Las estrellas se burlan: ¿bajas o subes?

la niebla es espesa y si no subo me hundo.

Pues abrígate

aquí la noche es eterna

con el día desaparecemos, pero dura un segundo.

Fatuas, alumbran el vacío

lo que las une es tan fino que distancia

más puede la arrogancia de brillar más que el resto

el orgullo siempre puesto y su bandera izada.
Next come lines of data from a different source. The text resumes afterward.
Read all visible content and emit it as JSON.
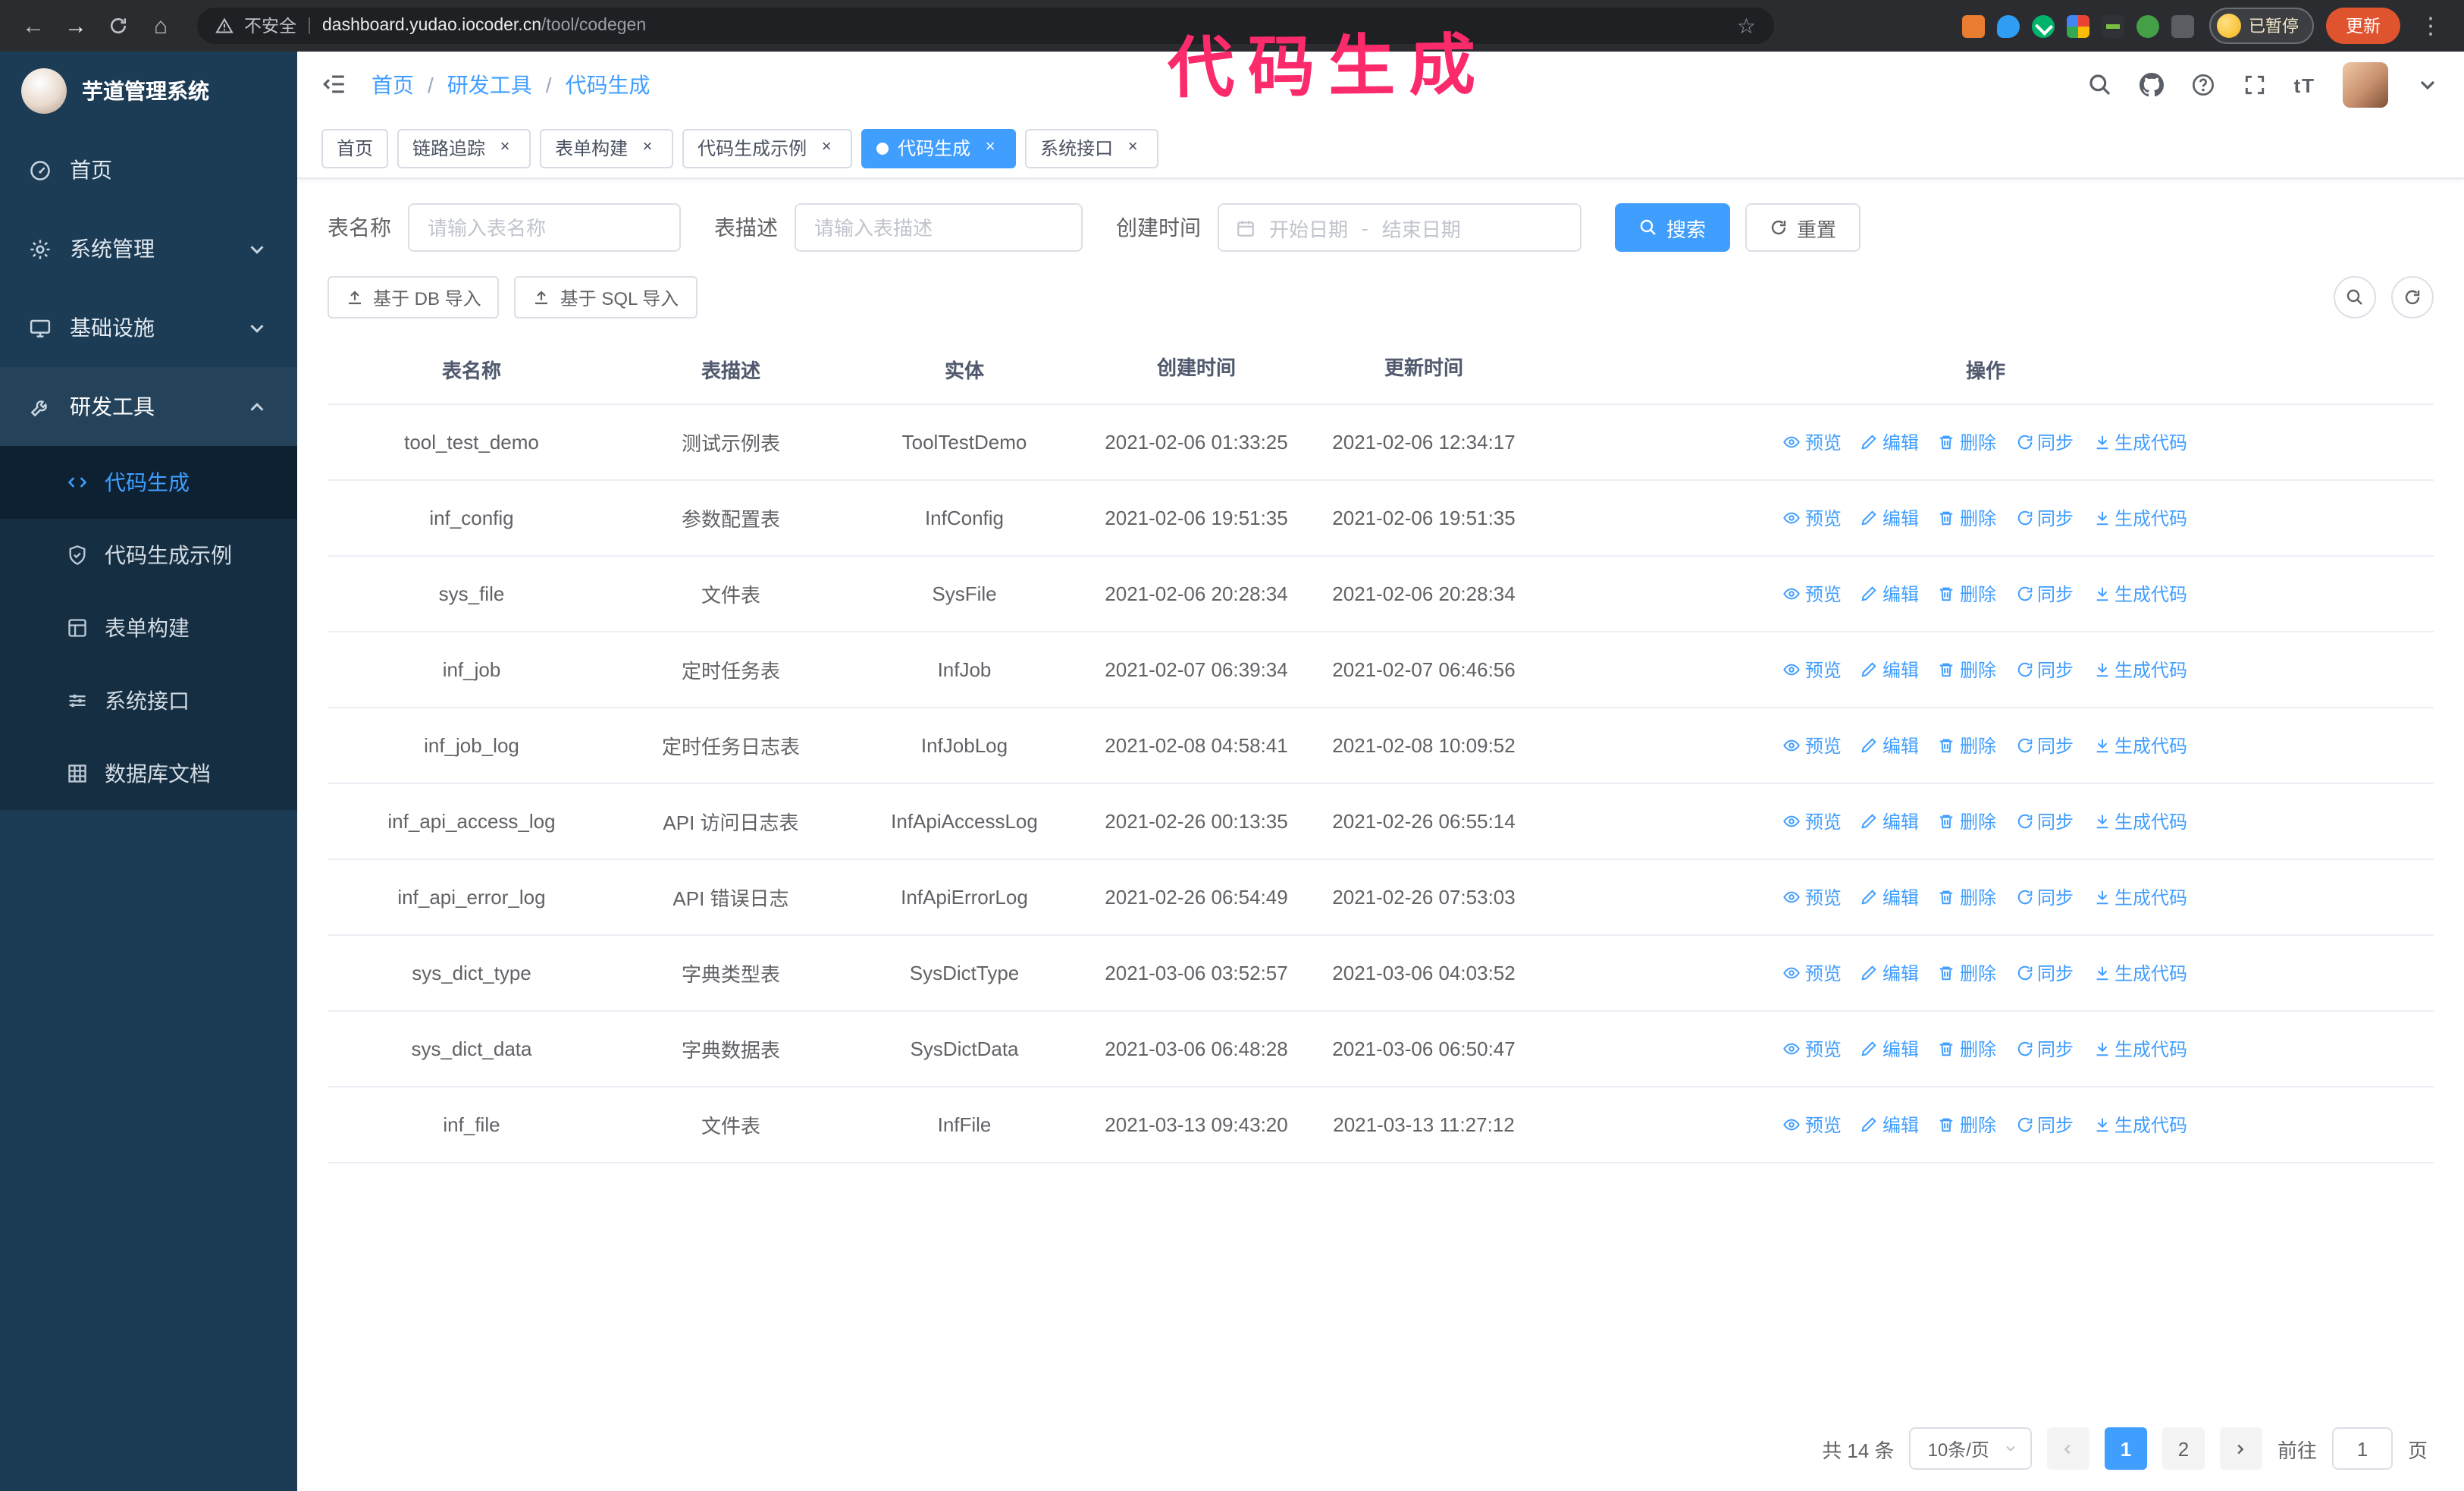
{
  "browser": {
    "security_warning": "不安全",
    "separator": "|",
    "url_host": "dashboard.yudao.iocoder.cn",
    "url_path": "/tool/codegen",
    "paused_badge": "已暂停",
    "update_button": "更新"
  },
  "annotation": {
    "text": "代码生成",
    "color": "#fb2a6b"
  },
  "sidebar": {
    "title": "芋道管理系统",
    "items": [
      {
        "label": "首页"
      },
      {
        "label": "系统管理"
      },
      {
        "label": "基础设施"
      },
      {
        "label": "研发工具"
      }
    ],
    "subitems": [
      {
        "label": "代码生成"
      },
      {
        "label": "代码生成示例"
      },
      {
        "label": "表单构建"
      },
      {
        "label": "系统接口"
      },
      {
        "label": "数据库文档"
      }
    ]
  },
  "breadcrumb": {
    "separator": "/",
    "items": [
      "首页",
      "研发工具",
      "代码生成"
    ]
  },
  "tabs": [
    {
      "label": "首页"
    },
    {
      "label": "链路追踪"
    },
    {
      "label": "表单构建"
    },
    {
      "label": "代码生成示例"
    },
    {
      "label": "代码生成"
    },
    {
      "label": "系统接口"
    }
  ],
  "filters": {
    "name_label": "表名称",
    "name_placeholder": "请输入表名称",
    "desc_label": "表描述",
    "desc_placeholder": "请输入表描述",
    "time_label": "创建时间",
    "start_placeholder": "开始日期",
    "range_separator": "-",
    "end_placeholder": "结束日期",
    "search_button": "搜索",
    "reset_button": "重置"
  },
  "toolbar": {
    "import_db_button": "基于 DB 导入",
    "import_sql_button": "基于 SQL 导入"
  },
  "table": {
    "columns": [
      "表名称",
      "表描述",
      "实体",
      "创建时间",
      "更新时间",
      "操作"
    ],
    "actions": [
      "预览",
      "编辑",
      "删除",
      "同步",
      "生成代码"
    ],
    "rows": [
      {
        "name": "tool_test_demo",
        "desc": "测试示例表",
        "entity": "ToolTestDemo",
        "created": "2021-02-06 01:33:25",
        "updated": "2021-02-06 12:34:17"
      },
      {
        "name": "inf_config",
        "desc": "参数配置表",
        "entity": "InfConfig",
        "created": "2021-02-06 19:51:35",
        "updated": "2021-02-06 19:51:35"
      },
      {
        "name": "sys_file",
        "desc": "文件表",
        "entity": "SysFile",
        "created": "2021-02-06 20:28:34",
        "updated": "2021-02-06 20:28:34"
      },
      {
        "name": "inf_job",
        "desc": "定时任务表",
        "entity": "InfJob",
        "created": "2021-02-07 06:39:34",
        "updated": "2021-02-07 06:46:56"
      },
      {
        "name": "inf_job_log",
        "desc": "定时任务日志表",
        "entity": "InfJobLog",
        "created": "2021-02-08 04:58:41",
        "updated": "2021-02-08 10:09:52"
      },
      {
        "name": "inf_api_access_log",
        "desc": "API 访问日志表",
        "entity": "InfApiAccessLog",
        "created": "2021-02-26 00:13:35",
        "updated": "2021-02-26 06:55:14"
      },
      {
        "name": "inf_api_error_log",
        "desc": "API 错误日志",
        "entity": "InfApiErrorLog",
        "created": "2021-02-26 06:54:49",
        "updated": "2021-02-26 07:53:03"
      },
      {
        "name": "sys_dict_type",
        "desc": "字典类型表",
        "entity": "SysDictType",
        "created": "2021-03-06 03:52:57",
        "updated": "2021-03-06 04:03:52"
      },
      {
        "name": "sys_dict_data",
        "desc": "字典数据表",
        "entity": "SysDictData",
        "created": "2021-03-06 06:48:28",
        "updated": "2021-03-06 06:50:47"
      },
      {
        "name": "inf_file",
        "desc": "文件表",
        "entity": "InfFile",
        "created": "2021-03-13 09:43:20",
        "updated": "2021-03-13 11:27:12"
      }
    ]
  },
  "pagination": {
    "total": "共 14 条",
    "page_size": "10条/页",
    "page1": "1",
    "page2": "2",
    "goto_label": "前往",
    "goto_value": "1",
    "unit_label": "页"
  },
  "colors": {
    "accent": "#409eff",
    "annotation": "#fb2a6b",
    "sidebar_bg": "#1c3c55"
  }
}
Recojo la mía ensangrentada mientras aún ondee

la niebla ya deja ver y la mañana es clara.

Debajo queda todo,

arriba no espera nada.

Desciendo al valle

donde está la vida.

Sólo encuentro huellas

quizá esté dormida

o puede que contemple una estampida

de sueños dilatados, rezagados

de oportunidades perdidas.

Y cada trago

de agua cada día más amargo

distintos ríos, 

mismo vaso de piedra gris.

Y sin embargo, 

hay que aferrarse a algo 

tengo todos los colores del cielo

mismos ojos de reptil.



Pararse a pensar hacia dónde queremos ir, hasta dónde queremos llegar en un camino, o si daremos la vuelta en el siguiente recodo. Preguntas fundamentales para las que apenas hay tiempo en una sociedad enferma, que un día despertará y no se reconocerá. Queremos ascender para ver la vida desde arriba.